- The Washington Times - Tuesday, December 14, 1999

The Clinton administration hopes to diffuse year 2000-related panic with a list released yesterday of industry problems that could affect everything from automated teller machines to the nation’s power supply Jan. 1.
“This is not an attempt to downplay the significance of Y2K outages,” said John Koskinen, chairman of the President’s Council on Year-2000 Conversion. “Our strategy is to quell panic. We think the public and the media will benefit from knowing what’s normal and what’s Y2K-related.”
Information about standard industry problems, submitted by industry groups, confirms that people almost certainly will experience disruptions of service, Mr. Koskinen said.
For example, electricity could go out because there is a 50-50 chance a major storm will strike somewhere in the United States the weekend of Jan. 1, Mr. Koskinen said.
While the country’s electric supply is 99.7 percent reliable, according to information given to the White House year-2000 team by the Edison Electric Institute, which represents investor-owned utilities, some of the nation’s 3,108 electric power companies could have problems.
Weather has caused major power outages in late December or early January somewhere in North America each of the past three years. Last year an ice storm cut power to 1.5 million people in Canada and New England.
“In terms of power outages, it should be a typical New Year’s Eve. You have ice storms and you have non-Y2K-compliant drivers who hit poles and leave neighborhoods in the dark,” said John Castagna, spokesman for the District-based Edison Electric Institute.
Mr. Castagna said 99.9 percent of electricity providers are year-2000 compliant.
Other industries also are susceptible to problems Jan. 1 that may not be related to the year-2000 conversion:
One to 2 percent of automated teller machines are out of service at any given time because of mechanical problems or because they run out of money, according to the White House report. The United States had 227,000 ATMs as of September, according to the American Bankers Association.
Typically less than 1 percent of traffic lights malfunction at any time, according to the U.S. Department of Transportation.
Just 424 of 25,726 domestic commercial flights or 1.6 percent were delayed 15 minutes or more the last five New Year’s days, according to the Transportation Department.
The council gathered information on standard industry problems to show people that some problems consumers face won’t be year-2000 related.
It also gathered the information to help people who will staff the White House year-2000 information center know when computer problems are the result of the date change.
The government will collect information about industry problems nationwide and countries’ problems worldwide at its $50 million year-2000 center, a room on the eighth floor of a G Street office building near the White House.
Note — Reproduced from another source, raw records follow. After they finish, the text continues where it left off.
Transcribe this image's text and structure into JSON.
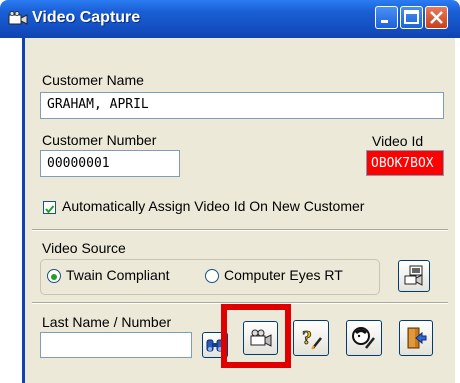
{
  "window": {
    "title": "Video Capture"
  },
  "customer_name": {
    "label": "Customer Name",
    "value": "GRAHAM, APRIL"
  },
  "customer_number": {
    "label": "Customer Number",
    "value": "00000001"
  },
  "video_id": {
    "label": "Video Id",
    "value": "OBOK7BOX",
    "bg_color": "#ff0000"
  },
  "auto_assign": {
    "label": "Automatically Assign Video Id On New Customer",
    "checked": true
  },
  "video_source": {
    "label": "Video Source",
    "options": [
      {
        "label": "Twain Compliant",
        "selected": true
      },
      {
        "label": "Computer Eyes RT",
        "selected": false
      }
    ]
  },
  "search": {
    "label": "Last Name / Number",
    "value": ""
  },
  "toolbar_icons": [
    "binoculars-icon",
    "camera-icon",
    "help-icon",
    "user-help-icon",
    "exit-icon"
  ],
  "highlight_color": "#e00000"
}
Information will come from federal departments and industry groups, and reports of problems will be shared with the White House and government officials, who will decide how to respond.
Representatives from federal agencies and experts from major industries being tracked by the information center will be present at the White House year-2000 office.
With the list of common industry problems affecting industries, Mr. Koskinen and his team at the White House year-2000 office will tell the public which are standard glitches and which are year-2000-related glitches as quickly as it’s able to determine the cause of problems, Mr. Koskinen said.
That should ease concerns, he said, but people already seem better prepared and less concerned about the potential for disruptions due to the year-2000 conversion than they were earlier this year.
In a Gallup Poll for the Federal Deposit Insurance Corp. conducted in October, 39 percent of people said they would take extra cash out of their bank down from 62 percent in March. The Federal Reserve last year ordered an additional $50 billion of new currency to be put into circulation.
“We are seeing no significant increase in the amount of money being withdrawn,” Mr. Koskinen said. “We see no indication that there is an overreaction at all by the public.”
Mr. Koskinen has recommended Americans take precautions, including saving financial records and making sure they have battery-powered flashlights and radios and a three-day supply of water and food.
The year-2000 computer problem stems from a cost-saving shortcut years ago in which software programmers devoted only two spaces in a date field to designate the year. That older software assumes the year always will begin with the digits “19.”
If technicians don’t reprogram affected systems and replace calendar-sensitive computer chips embedded some equipment they could shut down or malfunction when they “read” the digits “00” as meaning 1900 and not 2000.